In true Namco Bandai / Tecmo Koei fashion, the original One Piece: Pirate Warrior was fashioned into a rather limited Musou clone in the image of the hugely successful and seemingly critic proof, Dynasty Warrior series. It did try to add a little variety to proceeding with some basic platforming, some ill-advised quick time events and cinematic boss battles, but none of that really worked, leaving a Dynasty Warriors clone painfully short on the basic inclusions that tend to make them quite so popular in the first place. With a limited roster of characters and a host of mechanics that failed to add anything of value, it was, for lack of a better term, a bit pants.

Still, it flew off the shelves and a sequel showed up a year later. As for said sequel, well, how successful you perceive it to be will depend largely upon on how you approach it. As a Dynasty Warriors clone, the sequel is far more successful with three times as many characters, a totally new story and a host of additional quests and collectibles combining to create a Dynasty Warriors clone on par with the likes of Fist of the North Star and Gundam. However, by removing those few aspects of gameplay that made it even slightly unique rather than actively attempting to improve upon them, One Piece: Pirate Warriors 2 has essentially given up the ghost of being anything other than yet another button masher that gets by largely on its excessive, although admittedly impressive levels of fan service.

If you’re a fan of One Piece and that doesn’t bother you, well, in all honesty, you probably already have this sitting on your shelf. For everyone else, despite its many positives, like all Musou titles, One Piece: Pirate Warriors 2 should be approached with a degree of caution. The actual gameplay and framework is much more solid this time around with core combat improved, the addition of collectible coins making upgrading a more natural, engaging experience and the updated support mechanics and ‘Haki Mode’ offering up at least a degree of tactical diversity and a great way to get other characters involved in the battle.

These, along with a host of other minor improvements and an array of slashing cuts do make this a far superior game to its predecessor, but by playing it safe, has subsequently lost any chance of doing anything genuinely interesting with the fantastic source material. In fairness, special abilities do play up to the unique powers and skills of each character and, thanks to some nice visual touches, does capture at least some of the spirit that has made the anime/manga quite so popular, but with such limited scope for anything other than mindless repetitive brawling, there is little doubt that this solid sequel will still be seen by many as a missed opportunity.

I would love to say that co-op saves the day, but the online infrastructure is poor and will drop you in with random players on random levels.

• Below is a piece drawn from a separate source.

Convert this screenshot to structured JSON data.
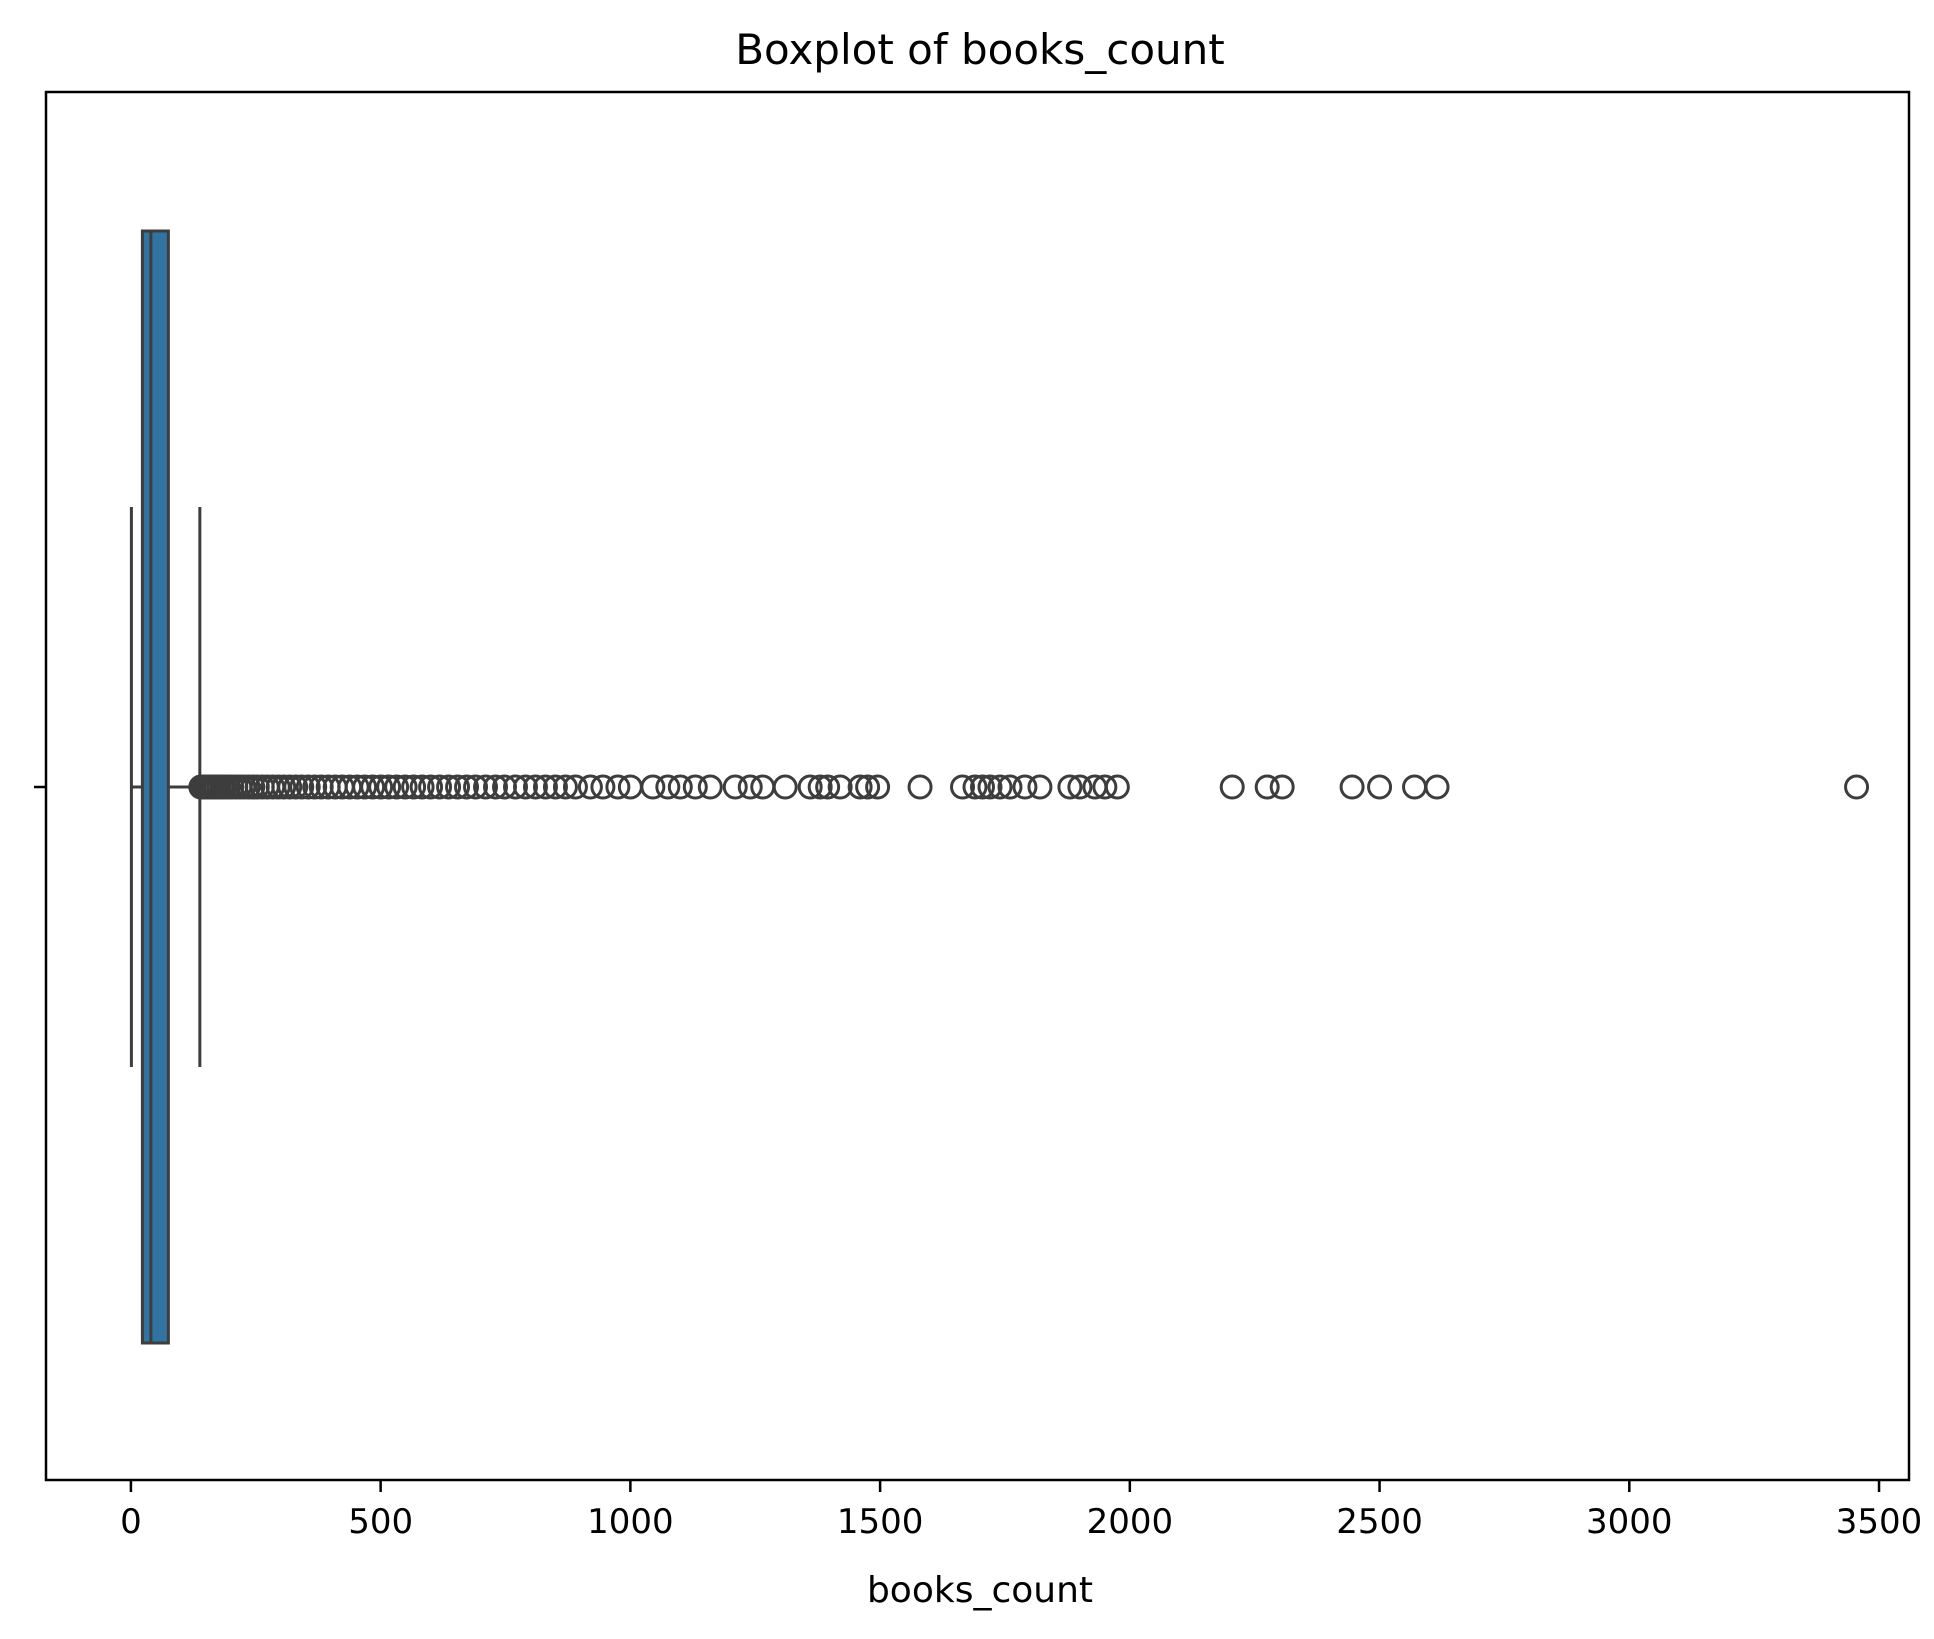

It works, but it all feels a tad archaic by today’s standards. Local co-op on the other hand, while an improvement and theoretically the best way to experience the game, is naturally dependent upon a split-screen mode that simply doesn’t work for games of this ilk. I’m not blaming the developers – the simple fact is that these Musou titles don’t look good and are no fun to play when in split-screen mode.

As always, a game in the Musou mould will split opinion. Unlike the first game, this is a very solid take on the genre with far superior fan service, a vast array of playable characters and an all new story mode that will surely go down well with fans of the series. Saying that, while One Piece: Pirate Warriors 2 now represents another very solid entry into the Musou genre, that does not necessarily make it a worthwhile experience. What is here works, but that doesn’t deter from the fact that it is repetitive, unambitious, artistically bland (outside of the characters) and, well, just a little boring. The thing is, as always, some will absolutely love this game, but be warned, One Piece fan or not, One Piece: Pirate Warriors 2 is now, for better and for worse, Musou to the core.